For each of these, I did the following:

  1. Converted the PDF to a GeoTIFF for efficiency, and loaded the PDF into Quantum GIS. (QGIS can read GeoPDF, but becomes unusably slow when it does.)

  2. As a separate layer, loaded up a shapefile of tax parcels owned by New York State. This shapefile has license terms compatible with ODBL - the public has the right to use the data for any lawful purpose.

  3. Selected all the tax parcels that were coterminous with the park. This could be as few as one or as many as several hundred.

  4. Conflated the parcels and repaired the topology. (This was a fair amount of manual patchwork.)

  5. Exported the tidied parcel from QGIS as a shapefile.

  6. Opened the shapefile in JOSM and downloaded the OSM data.
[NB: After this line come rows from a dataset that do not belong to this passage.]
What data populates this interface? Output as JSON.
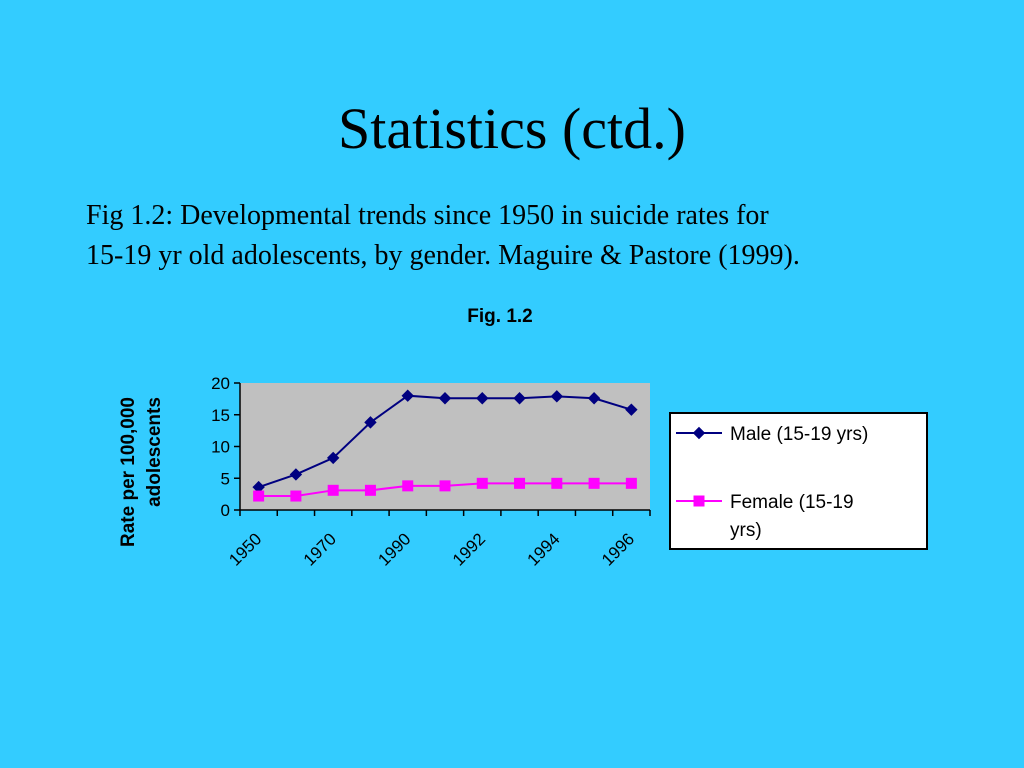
{
  "slide": {
    "title": "Statistics (ctd.)",
    "caption_line1": "Fig 1.2: Developmental trends since 1950 in suicide rates for",
    "caption_line2": "15-19 yr old adolescents, by gender. Maguire & Pastore (1999)."
  },
  "chart_data": {
    "type": "line",
    "title": "Fig. 1.2",
    "xlabel": "",
    "ylabel": "Rate per 100,000 adolescents",
    "ylim": [
      0,
      20
    ],
    "yticks": [
      0,
      5,
      10,
      15,
      20
    ],
    "categories": [
      "1950",
      "1960",
      "1970",
      "1980",
      "1990",
      "1991",
      "1992",
      "1993",
      "1994",
      "1995",
      "1996"
    ],
    "tick_labels_shown": [
      "1950",
      "1970",
      "1990",
      "1992",
      "1994",
      "1996"
    ],
    "series": [
      {
        "name": "Male (15-19 yrs)",
        "color": "#000080",
        "marker": "diamond",
        "values": [
          3.6,
          5.6,
          8.2,
          13.8,
          18.0,
          17.6,
          17.6,
          17.6,
          17.9,
          17.6,
          15.8
        ]
      },
      {
        "name": "Female (15-19 yrs)",
        "color": "#ff00ff",
        "marker": "square",
        "values": [
          2.2,
          2.2,
          3.1,
          3.1,
          3.8,
          3.8,
          4.2,
          4.2,
          4.2,
          4.2,
          4.2
        ]
      }
    ],
    "legend_position": "right",
    "grid": false,
    "plot_background": "#c0c0c0"
  }
}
  7. Added tagging. For this, I wound up developing a couple of JOSM presets for 'New York State Park' and 'New York State Historic Site', and did a bunch of copy-and-paste of things like park names, web sites, and telephone numbers from parks.ny.gov.

  8. Conflated with what was already in OSM. A lot of state parks were already there, with somewhat whimsical boundaries. If the boundaries were from TIGER, I had no qualms about overwriting them.

    Please pick up after your TIGER

    If the boundaries were actually provided by a local mapper, I tried to get in touch with the mapper in question and find out how they were obtained. The mappers were very cooperative, indeed, and got back to me promptly. In virtually all cases, they had traced approximate boundaries from Bing and were happy to have the ones from the tax rolls.

    Again, there were adjacent-parcel issues, and again, I sometimes resorted to overlaying the protected area and leaving existing landcover polygons (and adjacent landuse polygons) alone.

I didn't call this one an 'import'. I was comfortable with not doing so. There was far too much manual work involved for it to fall under the definition of 'automated edits.' Everything that went in had been touched with eyeball and mouse. Nobody complained. It is more blessed to beg forgiveness than to ask permission.

Other land areas

I used the same technique, with different source datasets, to fill in a number of county and municipal parks, and some private preserves. This is a work in progress, there's always more to be done. The most recent ones that I brought in were just this past weekend (2017-07-03), with a few more parcels belonging to the nonprofit Mohawk Hudson Land Conservancy.

(I still need to get out to these and GPS the trails!)

That's also how I sorted out the unholy mess of overlapping polygons for West Point, four state parks (Bear Mountain, Harriman, Sterling Forsest, Schunnemunk, Storm King), the Federal corridor for the Appalachian Trail, a private, open-to-the-public preserve (Black Rock Forest), the villages of Harriman, Woodbury, Fort Montgomery and Stony Point, the Woodbury golf course, and the Hudson River riverbank. What a tangle that was!

TL;DR

The one-line summary: "It's never easy, is it?"